Shame, this could've been interesting, but instead reads like a marketing pitch.
Of course, I probably shouldn't be surprised. ZapChain is, themselves, a company delivering services for the bitcoin community, so they are incentivized to put a positive spin on any major players in the space (since any good bitcoin press is good for them) in order to make the whole market look more mature and vibrant.
Eh, there are a ton of news organization in the space that don't put a positive spin on bitcoin companies. Coinfire has been focused on the Garza stuff, Two Bit Idiot broke the Gox story... not sure why you'd think ZapChain is any different.
If anything, the rise of Bitcoin thus far has certainly been interesting! As for Coinbase, their heft and resources will certainly help mainstream this new decentralized money system.
From the article: "The information in this post was collected exclusively from the bitcoin community on ZapChain, and Nick Tomaino from Coinbase."
The article would be a lot better if they'd been to Coinbase's HQ. If they can find it. The Market St. address in San Francisco is a mail drop for a service that opens paper mail, scans it, and emails it. The Bluxome St. address is someone's condo.
An armed assault on Coinbase HQ while staff are present would be a nearly foolproof way to instantly, irreversibly, untraceably obtain a few hundred million dollars of BTC.
Its physical security requirements would be orders of magnitude beyond any other SV startups, even greater than the largest banks (because banks can retroactively reverse transfers and call the police when you try to deposit suitcases of stolen cash). We're talking Federal Government-level security or better, because even US military facilities in the U.S. assume their threats are enemy states, which would have to get through the Navy and Air Force first. We're talking something much closer to an onsite, 24x7 paramilitary force than a guy at a desk in the lobby.
Keeping a low profile would be a good place to start.
Hopefully there are other controls - cold storage can only be accessed by a quorum of people which never under any circumstances exists in one location, etc.
Expecting to ever see inside of Coinbase's HQ is entirely unreasonable, IMO.
If you're thinking that way, then an attacker could also just kidnap/torture relatives of key people. That's far lower key than an assault on an office building with cameras, silent alarms, etc.
It's not that hard to design internal controls that prevent a few compromised individuals from stealing too much.
It is that hard to design internal controls that prevent a theft when 100% of the staff are in the same room with their computers and guns to all of their heads.

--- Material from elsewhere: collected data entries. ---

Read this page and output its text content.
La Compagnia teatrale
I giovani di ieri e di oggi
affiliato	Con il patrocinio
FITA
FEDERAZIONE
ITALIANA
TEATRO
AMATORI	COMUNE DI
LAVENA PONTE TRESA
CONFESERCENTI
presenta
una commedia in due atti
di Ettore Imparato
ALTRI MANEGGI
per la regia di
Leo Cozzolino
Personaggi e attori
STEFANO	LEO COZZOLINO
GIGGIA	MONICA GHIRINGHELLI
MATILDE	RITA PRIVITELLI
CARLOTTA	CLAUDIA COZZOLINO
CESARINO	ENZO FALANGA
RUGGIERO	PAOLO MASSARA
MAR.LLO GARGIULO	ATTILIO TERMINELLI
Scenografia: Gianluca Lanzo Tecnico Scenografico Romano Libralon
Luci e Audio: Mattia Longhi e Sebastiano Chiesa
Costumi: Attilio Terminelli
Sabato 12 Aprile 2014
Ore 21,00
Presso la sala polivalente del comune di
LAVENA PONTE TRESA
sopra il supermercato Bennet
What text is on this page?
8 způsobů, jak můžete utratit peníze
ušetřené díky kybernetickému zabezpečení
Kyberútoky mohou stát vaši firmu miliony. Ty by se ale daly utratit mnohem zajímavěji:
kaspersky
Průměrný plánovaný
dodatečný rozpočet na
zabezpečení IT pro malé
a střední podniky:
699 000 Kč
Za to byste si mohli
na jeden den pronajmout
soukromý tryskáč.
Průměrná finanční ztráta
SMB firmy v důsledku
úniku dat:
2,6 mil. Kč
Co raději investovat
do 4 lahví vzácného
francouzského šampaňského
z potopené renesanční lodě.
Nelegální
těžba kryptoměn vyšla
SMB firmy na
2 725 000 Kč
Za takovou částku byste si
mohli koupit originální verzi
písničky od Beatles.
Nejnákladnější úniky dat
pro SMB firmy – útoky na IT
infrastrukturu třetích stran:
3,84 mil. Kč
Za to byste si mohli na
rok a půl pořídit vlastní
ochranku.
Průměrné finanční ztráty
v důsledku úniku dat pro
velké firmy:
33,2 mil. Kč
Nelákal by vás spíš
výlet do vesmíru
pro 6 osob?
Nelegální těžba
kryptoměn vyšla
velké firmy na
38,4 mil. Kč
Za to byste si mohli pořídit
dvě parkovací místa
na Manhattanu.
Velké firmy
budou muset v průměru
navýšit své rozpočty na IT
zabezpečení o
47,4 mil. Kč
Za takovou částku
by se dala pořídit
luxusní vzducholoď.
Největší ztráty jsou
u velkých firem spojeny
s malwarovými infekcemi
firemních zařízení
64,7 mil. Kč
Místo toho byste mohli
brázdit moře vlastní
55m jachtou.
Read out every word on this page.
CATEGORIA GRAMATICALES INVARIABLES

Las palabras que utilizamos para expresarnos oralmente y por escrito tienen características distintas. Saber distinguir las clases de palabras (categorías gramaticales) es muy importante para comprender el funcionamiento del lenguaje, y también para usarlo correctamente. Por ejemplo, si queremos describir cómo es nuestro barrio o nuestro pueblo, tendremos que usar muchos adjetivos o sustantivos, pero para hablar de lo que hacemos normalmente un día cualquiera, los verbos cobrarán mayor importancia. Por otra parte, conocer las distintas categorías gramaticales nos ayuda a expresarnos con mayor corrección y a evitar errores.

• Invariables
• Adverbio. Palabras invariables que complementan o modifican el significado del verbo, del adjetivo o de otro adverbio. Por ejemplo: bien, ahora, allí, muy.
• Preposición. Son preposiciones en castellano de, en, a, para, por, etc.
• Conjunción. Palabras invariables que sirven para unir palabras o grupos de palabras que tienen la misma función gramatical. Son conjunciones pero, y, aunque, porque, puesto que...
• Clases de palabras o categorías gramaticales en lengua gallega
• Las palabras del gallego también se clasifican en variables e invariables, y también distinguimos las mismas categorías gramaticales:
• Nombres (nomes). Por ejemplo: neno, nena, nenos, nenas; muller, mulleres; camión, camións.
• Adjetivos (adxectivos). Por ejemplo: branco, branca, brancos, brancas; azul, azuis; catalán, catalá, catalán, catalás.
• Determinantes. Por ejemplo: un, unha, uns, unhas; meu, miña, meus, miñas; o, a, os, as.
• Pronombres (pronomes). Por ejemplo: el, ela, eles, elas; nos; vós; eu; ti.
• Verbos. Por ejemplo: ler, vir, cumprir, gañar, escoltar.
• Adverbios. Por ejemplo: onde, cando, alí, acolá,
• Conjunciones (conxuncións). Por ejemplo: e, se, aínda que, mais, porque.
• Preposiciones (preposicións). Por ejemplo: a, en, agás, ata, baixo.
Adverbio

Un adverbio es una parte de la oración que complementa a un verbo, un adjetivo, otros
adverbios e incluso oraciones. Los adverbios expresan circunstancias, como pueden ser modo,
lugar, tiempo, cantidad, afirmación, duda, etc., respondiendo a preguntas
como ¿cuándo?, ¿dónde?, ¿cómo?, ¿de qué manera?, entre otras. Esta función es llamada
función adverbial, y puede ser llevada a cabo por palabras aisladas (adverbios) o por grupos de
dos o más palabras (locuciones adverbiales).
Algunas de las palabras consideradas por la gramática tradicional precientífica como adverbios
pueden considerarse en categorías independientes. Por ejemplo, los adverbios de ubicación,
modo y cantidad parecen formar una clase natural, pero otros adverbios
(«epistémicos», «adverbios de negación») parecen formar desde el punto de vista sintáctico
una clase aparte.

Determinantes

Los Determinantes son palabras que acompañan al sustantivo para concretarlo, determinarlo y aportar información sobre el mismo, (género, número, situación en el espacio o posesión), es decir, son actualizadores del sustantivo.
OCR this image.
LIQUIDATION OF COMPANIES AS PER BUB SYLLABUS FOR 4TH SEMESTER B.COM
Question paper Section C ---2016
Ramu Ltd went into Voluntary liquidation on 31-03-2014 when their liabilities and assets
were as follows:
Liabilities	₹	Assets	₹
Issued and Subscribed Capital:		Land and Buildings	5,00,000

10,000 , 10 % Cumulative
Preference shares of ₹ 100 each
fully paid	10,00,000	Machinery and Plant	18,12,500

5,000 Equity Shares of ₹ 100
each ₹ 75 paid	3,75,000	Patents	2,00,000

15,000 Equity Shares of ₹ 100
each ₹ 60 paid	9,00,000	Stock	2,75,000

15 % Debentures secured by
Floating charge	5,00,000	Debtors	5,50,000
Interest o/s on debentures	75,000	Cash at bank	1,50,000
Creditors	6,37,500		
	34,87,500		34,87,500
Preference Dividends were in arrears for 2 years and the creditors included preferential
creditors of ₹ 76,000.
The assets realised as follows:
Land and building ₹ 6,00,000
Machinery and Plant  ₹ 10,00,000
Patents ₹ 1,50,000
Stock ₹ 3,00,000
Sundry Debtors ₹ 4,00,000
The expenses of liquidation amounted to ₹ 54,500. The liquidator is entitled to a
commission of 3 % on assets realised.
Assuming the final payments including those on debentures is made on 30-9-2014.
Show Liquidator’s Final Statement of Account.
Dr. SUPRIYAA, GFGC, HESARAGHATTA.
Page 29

Theoretically, what do you think would happen to the Bitcoin market if their entire hot and cold wallet were stolen at once? Would the value crash to the tens of dollars?
I'm not sure the thieves would be able to significantly profit off of their heist if they took everything at once.
> Nick Tomaino, who dropped out of Yale to join Coinbase, was awesome enough to set aside an entire day to answer our questions.
So drop out of Yale to do business development at Coinbase? Miss the chance to forge strong personal relationships which could last for decades? Relinquish the opportunity to learn and research for 3-4 years and instead "hustle" with the risk of being pink-slipped every Monday morning? Perhaps the right decision for Nick but I would personally have stayed at Yale.
To each his own. In my mind, spending another 60K to "figure out what I want to do" was the riskier decision than joining a company I believe in. IMO "forging strong personal relationships that could last for decades" does not require you to go to an Ivy League school. Really just requires an internet conection these days.
From a peak at LinkedIn it looks like he dropped out of Yale business school not Yale undergrad, so he's not giving up "3-4 years of learning and research" but more like just the second year out of a two year MBA program for a good business opportunity. I wouldn't judge this choice particularly negatively.
Of course, I probably shouldn't be surprised. ZapChain is, themselves, a company delivering services for the bitcoin community, so they are incentivized to put a positive spin on any major players in the space (since any good bitcoin press is good for them) in order to make the whole market look more mature and vibrant.